Rabu, 01 Agustus 2018

Visioner Dakwah yang Tak Bijak

Saya coba membayangkan kegundahan dan pertempuran hati yang dirasakan Nabi Muhammad saat musyawarah sebelum perang uhud, perang yang nantinya membawa umat islam dalam kekalahan dan menewaskan sahabat inti seperti hamzah ibnu abdul muthalib, mus'ab bin umair, dan 70an sahabat lainnya.

Dalam rapat tersebut, Rasulullah sampaikan mimpinya yang intinya berisi lembu disembelih, pedangnya rompal, dan tangannya berlindung ke dalam baju besi yang kokoh.

Kalau kita baca Sirah Nabawiyah, Syaikh Mubarakfury mentakwilkan mimpi ini yang artinya lembu yang disembelih adalah sahabat yang terbunuh, pedang rompal adalah kematian keluarga rasul dan baju besi adalah kota madinah.

Itulah mengapa Nabi pada awalnya merekomendasikan untuk bertahan di kota madinah, bukan berperang di luar kota.

Namun sebagian sahabat yang menunggu kesempatan berjihad dan meraih kemulian dari Allah, meminta Nabi untuk menyambut peperangan. Singkat cerita hasil musyawarah memutuskan untuk berperang di bukit uhud.

Bayangkan apa yang dirasakan Rasul. Beliau telah berfirasat bahwa umat islam akan kalah, bahkan hal ini berasal dari mimpi. Ingatlah, mimpi seorang Nabi bukanlah main-main, firasat seorang Rasul tidaklah sembarangan.

Tapi lihatlah sikap Rasul, beliau tak merendahkan hasil musyawarah. Beliau tak menyalah-nyalahkan ahli syuro selainnya. Beliau menjalankan keputusan musyawarah karena Allah dengan sepenuh jiwa raga.

Maka saya bingung dengan mereka yang mengaku visioner dan rasional dalam dakwah. Yang menghasilkan ide cerdas demi kemajuan gerakan, menyampaikan berbagai pikiran brilian. Tapi ketika ide kerennya tak di dengar anggota musyawarah. Atau hasil rapat tak sesuai pemikirannya, dia malah menjelek-jelekkan anggota musyawarah. Dia malah menyindir-nyindir tak baik gerakan dakwah.

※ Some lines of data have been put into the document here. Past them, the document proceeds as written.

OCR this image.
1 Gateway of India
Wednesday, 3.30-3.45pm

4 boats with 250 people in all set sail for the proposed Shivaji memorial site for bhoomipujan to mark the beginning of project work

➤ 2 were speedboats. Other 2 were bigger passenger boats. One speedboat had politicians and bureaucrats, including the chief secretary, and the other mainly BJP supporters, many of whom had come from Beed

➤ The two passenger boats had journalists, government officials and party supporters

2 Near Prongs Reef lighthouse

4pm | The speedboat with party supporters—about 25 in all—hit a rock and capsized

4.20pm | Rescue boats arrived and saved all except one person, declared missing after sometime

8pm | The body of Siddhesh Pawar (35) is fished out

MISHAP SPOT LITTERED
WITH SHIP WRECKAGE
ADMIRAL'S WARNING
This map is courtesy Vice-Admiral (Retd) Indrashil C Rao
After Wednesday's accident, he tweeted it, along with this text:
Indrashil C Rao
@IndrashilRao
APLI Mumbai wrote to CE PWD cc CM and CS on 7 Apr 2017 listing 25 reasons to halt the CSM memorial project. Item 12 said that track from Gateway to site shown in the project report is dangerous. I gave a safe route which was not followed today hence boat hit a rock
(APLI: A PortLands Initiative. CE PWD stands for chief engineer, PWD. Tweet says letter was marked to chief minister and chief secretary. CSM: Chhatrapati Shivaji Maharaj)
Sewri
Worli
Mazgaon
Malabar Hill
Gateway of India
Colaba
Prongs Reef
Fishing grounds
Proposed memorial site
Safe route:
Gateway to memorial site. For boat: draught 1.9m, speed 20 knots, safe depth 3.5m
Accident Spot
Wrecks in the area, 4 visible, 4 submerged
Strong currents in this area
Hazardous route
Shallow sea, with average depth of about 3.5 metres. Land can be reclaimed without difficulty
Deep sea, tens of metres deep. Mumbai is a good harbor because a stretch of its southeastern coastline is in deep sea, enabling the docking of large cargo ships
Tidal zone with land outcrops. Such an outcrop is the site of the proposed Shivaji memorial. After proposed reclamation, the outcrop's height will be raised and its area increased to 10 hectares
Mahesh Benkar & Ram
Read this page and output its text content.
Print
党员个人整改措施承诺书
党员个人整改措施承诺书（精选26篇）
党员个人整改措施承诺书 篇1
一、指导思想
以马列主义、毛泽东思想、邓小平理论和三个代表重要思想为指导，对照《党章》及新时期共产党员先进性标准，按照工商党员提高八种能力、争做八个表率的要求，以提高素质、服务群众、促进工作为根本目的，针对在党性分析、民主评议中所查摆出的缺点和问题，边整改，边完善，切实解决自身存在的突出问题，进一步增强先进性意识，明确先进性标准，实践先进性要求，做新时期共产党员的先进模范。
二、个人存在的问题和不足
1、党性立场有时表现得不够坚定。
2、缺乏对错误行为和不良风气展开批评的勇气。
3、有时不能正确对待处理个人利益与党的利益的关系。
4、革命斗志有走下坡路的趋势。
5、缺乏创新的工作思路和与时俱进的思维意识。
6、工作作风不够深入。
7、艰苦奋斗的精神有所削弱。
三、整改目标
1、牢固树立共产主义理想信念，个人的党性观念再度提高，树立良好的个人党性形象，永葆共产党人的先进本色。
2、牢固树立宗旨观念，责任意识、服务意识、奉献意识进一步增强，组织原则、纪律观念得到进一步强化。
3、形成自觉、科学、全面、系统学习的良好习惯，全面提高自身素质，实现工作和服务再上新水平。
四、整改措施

Mereka berdalih "kalo kayak gini firasat gue dakwah bakalan hancur dan kalah". Retorikanya demi kebaikan dakwah malah merongrong dakwah itu sendiri.

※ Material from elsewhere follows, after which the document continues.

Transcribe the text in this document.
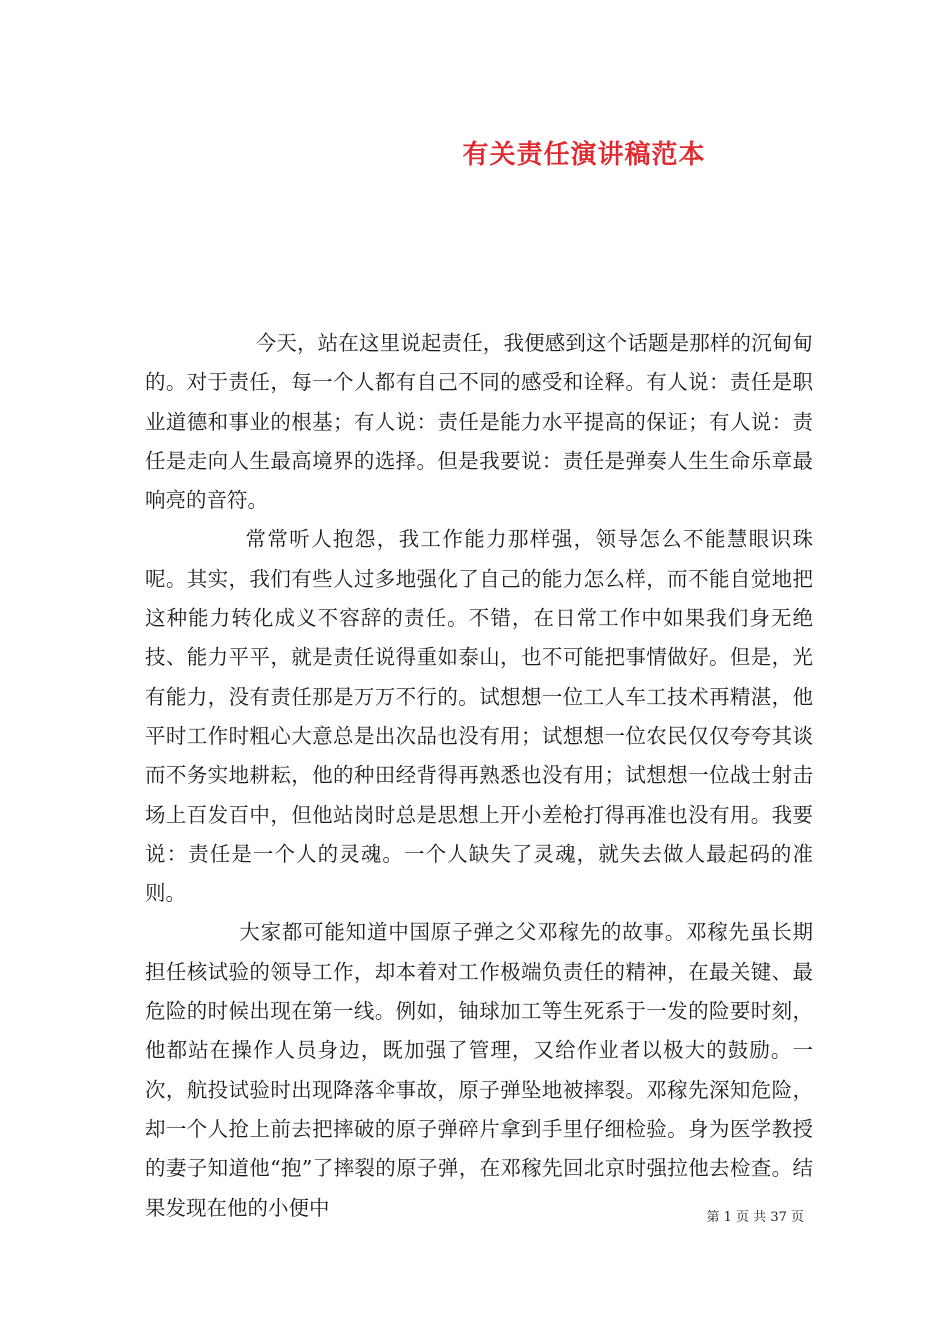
有关责任演讲稿范本

今天，站在这里说起责任，我便感到这个话题是那样的沉甸甸的。对于责任，每一个人都有自己不同的感受和诠释。有人说：责任是职业道德和事业的根基；有人说：责任是能力水平提高的保证；有人说：责任是走向人生最高境界的选择。但是我要说：责任是弹奏人生生命乐章最响亮的音符。

常常听人抱怨，我工作能力那样强，领导怎么不能慧眼识珠呢。其实，我们有些人过多地强化了自己的能力怎么样，而不能自觉地把这种能力转化成义不容辞的责任。不错，在日常工作中如果我们身无绝技、能力平平，就是责任说得重如泰山，也不可能把事情做好。但是，光有能力，没有责任那是万万不行的。试想想一位工人车工技术再精湛，他平时工作时粗心大意总是出次品也没有用；试想想一位农民仅仅夸夸其谈而不务实地耕耘，他的种田经背得再熟悉也没有用；试想想一位战士射击场上百发百中，但他站岗时总是思想上开小差枪打得再准也没有用。我要说：责任是一个人的灵魂。一个人缺失了灵魂，就失去做人最起码的准则。

大家都可能知道中国原子弹之父邓稼先的故事。邓稼先虽长期担任核试验的领导工作，却本着对工作极端负责任的精神，在最关键、最危险的时候出现在第一线。例如，铀球加工等生死系于一发的险要时刻，他都站在操作人员身边，既加强了管理，又给作业者以极大的鼓励。一次，航投试验时出现降落伞事故，原子弹坠地被摔裂。邓稼先深知危险，却一个人抢上前去把摔破的原子弹碎片拿到手里仔细检验。身为医学教授的妻子知道他“抱”了摔裂的原子弹，在邓稼先回北京时强拉他去检查。结果发现在他的小便中	第 1 页 共 37 页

Padahal firasat dia bukan firasat Nabi, pemikiran dia bukan pemikiran Nabi. Tapi entah mengapa dia tak menghargai hasil musyawarah gerakan.

Nabi Muhammad saja yang seorang kekasih Allah, surga sudah pasti, utusan Sang Maha Pencipta masih menghargai hasil musyawarah, dan menjalankan dengan seksama. Walau diawal beliau punya pemikiran berbeda dan sempat berfirasat akan kekalahan.

Bahkan ketika kekalahan benar-benar terjadi, sahabat dekat bahkan juga pamannya syahid, beliau tetap legowo dengan hasil rapat. Tak ada dalam lisan beliau berujar "Bener kan kata saya, hasil syuronya keliru" atau kata-kata menyalah-nyalahkan hasil atau anggota musyawarah.

Begitulah teladan dalam berjama'ah dan bermusyawarah dari Sang Rasul. Mari kita menjadi visioner dakwah yang bijak. Dengan senantiasa memikirkan kemajuan dakwah, dan memperjuangkannya dengan etika dakwah yang diajarkan Nabi Muhammad SAW.